The above products solve problems in two important parts of the light field imaging pipeline: acquisition and display. In the near future, one can expect more-portable devices for capturing light fields to emerge. In addition, the use of light field displays may extend from fixed screens to display extremely small or extremely large pictures and can further benefit medical microscopy or cinematic displays. Finally, the light field can contribute to closer-to-truth communication, which should make the “smart life” more attainable.

Conclusions

Depth estimation, which is essential for light field applications, was introduced. Then, the trend of light field applications was evaluated in terms of editing, enhancement, reconstruction, and current industrial products. The light field has been a research focus in computer graphics since 1996 and has progressed into the commercial market since 2010. Starting in 2010, the number of publications has increased rapidly, showing that many researchers are exploring the potential applications of light fields.
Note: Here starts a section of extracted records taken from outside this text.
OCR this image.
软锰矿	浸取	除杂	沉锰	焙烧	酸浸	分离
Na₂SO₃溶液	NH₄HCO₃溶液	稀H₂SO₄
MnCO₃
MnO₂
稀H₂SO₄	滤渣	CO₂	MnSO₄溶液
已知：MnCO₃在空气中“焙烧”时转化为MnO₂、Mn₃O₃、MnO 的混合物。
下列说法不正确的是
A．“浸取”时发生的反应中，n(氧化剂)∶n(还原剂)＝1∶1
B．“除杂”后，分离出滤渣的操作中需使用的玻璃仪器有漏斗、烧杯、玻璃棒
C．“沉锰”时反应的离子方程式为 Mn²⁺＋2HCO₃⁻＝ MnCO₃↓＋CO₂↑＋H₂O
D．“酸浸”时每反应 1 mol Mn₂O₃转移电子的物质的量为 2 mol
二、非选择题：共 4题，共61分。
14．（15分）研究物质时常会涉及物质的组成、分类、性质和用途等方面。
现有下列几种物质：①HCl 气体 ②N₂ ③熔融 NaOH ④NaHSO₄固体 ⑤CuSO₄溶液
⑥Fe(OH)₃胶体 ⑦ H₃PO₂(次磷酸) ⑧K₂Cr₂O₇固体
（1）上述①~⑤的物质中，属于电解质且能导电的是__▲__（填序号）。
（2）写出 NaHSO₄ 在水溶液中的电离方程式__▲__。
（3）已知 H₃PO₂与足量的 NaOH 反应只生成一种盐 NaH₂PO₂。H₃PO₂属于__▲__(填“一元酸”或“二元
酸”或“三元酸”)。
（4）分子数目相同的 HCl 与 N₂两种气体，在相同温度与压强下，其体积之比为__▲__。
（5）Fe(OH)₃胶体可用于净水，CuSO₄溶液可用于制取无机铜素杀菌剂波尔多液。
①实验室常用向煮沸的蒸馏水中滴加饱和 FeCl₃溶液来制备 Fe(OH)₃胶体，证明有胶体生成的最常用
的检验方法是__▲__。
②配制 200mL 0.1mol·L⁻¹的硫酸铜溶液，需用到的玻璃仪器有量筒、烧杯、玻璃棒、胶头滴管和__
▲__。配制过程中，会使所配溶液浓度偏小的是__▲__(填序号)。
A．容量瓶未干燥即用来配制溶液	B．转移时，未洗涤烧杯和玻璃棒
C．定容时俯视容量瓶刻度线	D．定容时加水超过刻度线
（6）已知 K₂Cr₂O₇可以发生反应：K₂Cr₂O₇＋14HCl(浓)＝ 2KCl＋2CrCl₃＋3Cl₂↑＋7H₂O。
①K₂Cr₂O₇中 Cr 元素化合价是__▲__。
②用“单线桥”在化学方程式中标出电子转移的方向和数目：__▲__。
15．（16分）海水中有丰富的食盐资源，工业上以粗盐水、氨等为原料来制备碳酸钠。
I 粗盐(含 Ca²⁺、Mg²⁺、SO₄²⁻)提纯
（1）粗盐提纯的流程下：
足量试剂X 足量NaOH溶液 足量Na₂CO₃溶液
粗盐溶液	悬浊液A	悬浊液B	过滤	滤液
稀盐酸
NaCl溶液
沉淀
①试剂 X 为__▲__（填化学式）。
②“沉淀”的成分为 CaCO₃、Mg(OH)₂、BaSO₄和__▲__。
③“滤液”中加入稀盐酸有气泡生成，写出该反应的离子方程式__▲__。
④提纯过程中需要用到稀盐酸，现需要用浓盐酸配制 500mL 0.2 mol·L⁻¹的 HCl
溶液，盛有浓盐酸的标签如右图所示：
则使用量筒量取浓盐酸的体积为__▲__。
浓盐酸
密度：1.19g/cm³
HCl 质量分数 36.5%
These studies emphasize the critical role of the light field in enhancing visual experience. However, they require considerable expertise in utilizing light field technology. Therefore, there are still many human-light field interaction challenges to address not only in holography and augmented reality, but also in free image editing and interactive 3D reconstruction. Overall, light field imaging is commercially practical for businesses and individual users.